“Don’t you even know what you’re going to write on or anything that you’re going to say?” asked Betty, who always wrote her papers as soon as they were assigned, to get them off her mind, and who longed to know the secret of waiting serenely until the eleventh hour.
“Why, I had a plan,” answered Mary absently, “but I’ve waited so long that I hardly know if I can use it.”
Just then Alice Waite and her roommate came panting up the hill, and Mary, who seldom took much exercise and was very tired, fell back to the rear of the procession. But when the freshmen stopped in front of the Hilton House she trilled and waved her hand to attract their attention.
“Oh. Betty, please take my skates home,” she said as she limped up to the group. Then she smiled what Roberta had named her “beamish” smile. “I know what you girls are talking about,” she said. “Will you give me a supper at Holmes’s if I’m right?”

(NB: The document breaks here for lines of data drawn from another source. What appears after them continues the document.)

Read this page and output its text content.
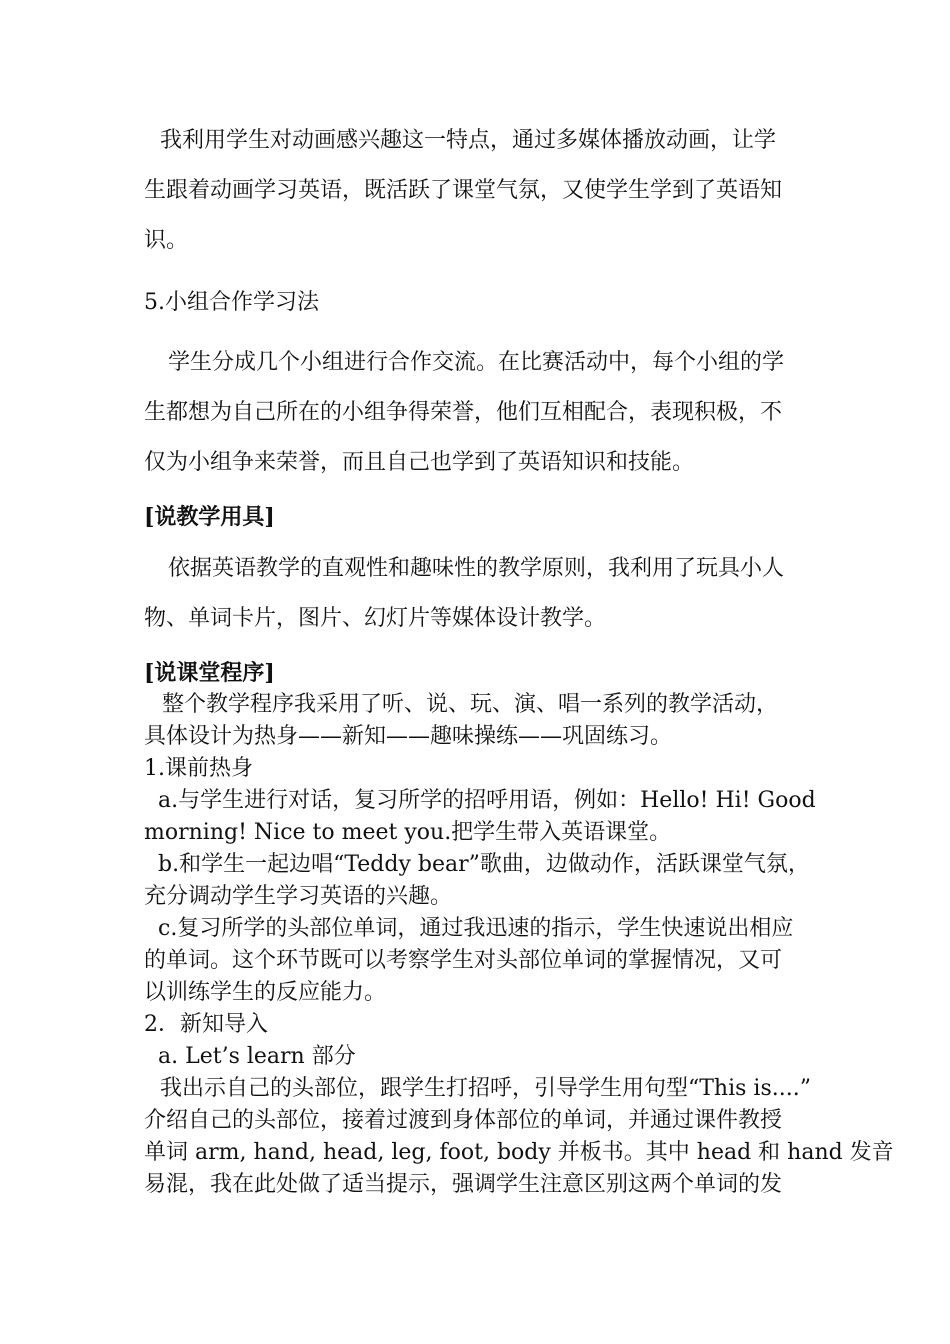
我利用学生对动画感兴趣这一特点，通过多媒体播放动画，让学
生跟着动画学习英语，既活跃了课堂气氛，又使学生学到了英语知
识。
5.小组合作学习法
学生分成几个小组进行合作交流。在比赛活动中，每个小组的学
生都想为自己所在的小组争得荣誉，他们互相配合，表现积极，不
仅为小组争来荣誉，而且自己也学到了英语知识和技能。
[说教学用具]
依据英语教学的直观性和趣味性的教学原则，我利用了玩具小人
物、单词卡片，图片、幻灯片等媒体设计教学。
[说课堂程序]
整个教学程序我采用了听、说、玩、演、唱一系列的教学活动，
具体设计为热身——新知——趣味操练——巩固练习。
1.课前热身
a.与学生进行对话，复习所学的招呼用语，例如：Hello! Hi! Good
morning! Nice to meet you.把学生带入英语课堂。
b.和学生一起边唱“Teddy bear”歌曲，边做动作，活跃课堂气氛，
充分调动学生学习英语的兴趣。
c.复习所学的头部位单词，通过我迅速的指示，学生快速说出相应
的单词。这个环节既可以考察学生对头部位单词的掌握情况，又可
以训练学生的反应能力。
2．新知导入
a. Let’s learn 部分
我出示自己的头部位，跟学生打招呼，引导学生用句型“This is....”
介绍自己的头部位，接着过渡到身体部位的单词，并通过课件教授
单词 arm, hand, head, leg, foot, body 并板书。其中 head 和 hand 发音
易混，我在此处做了适当提示，强调学生注意区别这两个单词的发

“Yes,” said Katherine recklessly, “for you couldn’t possibly guess. What was it?”
“You’re wondering about those fifty freshmen,” answered Mary promptly.
“What freshmen?” demanded the four girls in a chorus, utterly ignoring the lost wager.
“Why, those fifty who, according to a perfectly baseless rumor, are going to be sent home after mid-years.”
“What do you mean?” gasped Betty.
“Hadn’t you heard?” asked Mary soothingly. “Well, I’m sure it will be all over the college by this afternoon. Now understand, I don’t believe it’s true. If it were ten or even twenty it might be, but fifty–why, girls, it’s preposterous!”